If you can, I'd recommend using an output stream as your base, and if you need to write strings, use an OUtputStreamWriter wrapper around the stream to do it. It is far more reliable to convert text to bytes than the other way around, which is likely why WriterOutputStream is not a part of the standard Java library
如果可以,我建议您使用输出流作为基础,如果您需要编写字符串,请在流周围使用 OutputStreamWriter 包装器来完成。
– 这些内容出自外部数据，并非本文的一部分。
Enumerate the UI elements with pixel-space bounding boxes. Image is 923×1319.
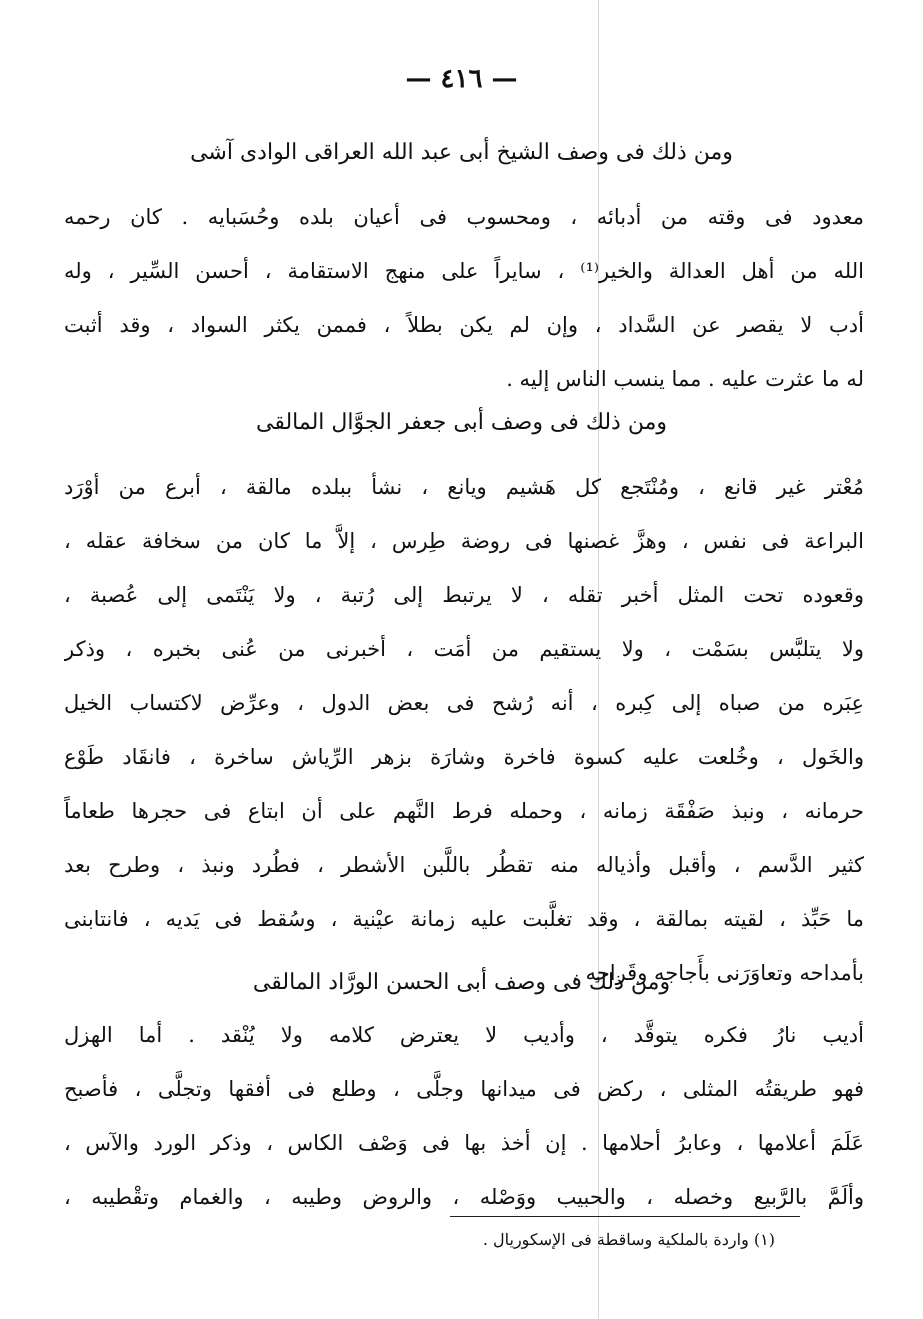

将文本转换为字节比其他方式更可靠,这可能是 WriterOutputStream 不是标准 Java 库的一部分的原因
回答by Oliv
Use:
用:
new CharSequenceInputStream(html, StandardCharsets.UTF_8);
This way does not require an upfront conversion to String
and then to byte[]
, which allocates lot more heap memory, in case the report is large. It converts to bytes on the fly as the stream is read, right from the StringBuffer.
这种方式不需要预先转换到String
然后到byte[]
,这会分配更多的堆内存,以防报告很大。它在读取流时即时转换为字节,直接从 StringBuffer 读取。
It uses CharSequenceInputStreamfrom Apache Commons IO project.
它使用来自 Apache Commons IO 项目的CharSequenceInputStream。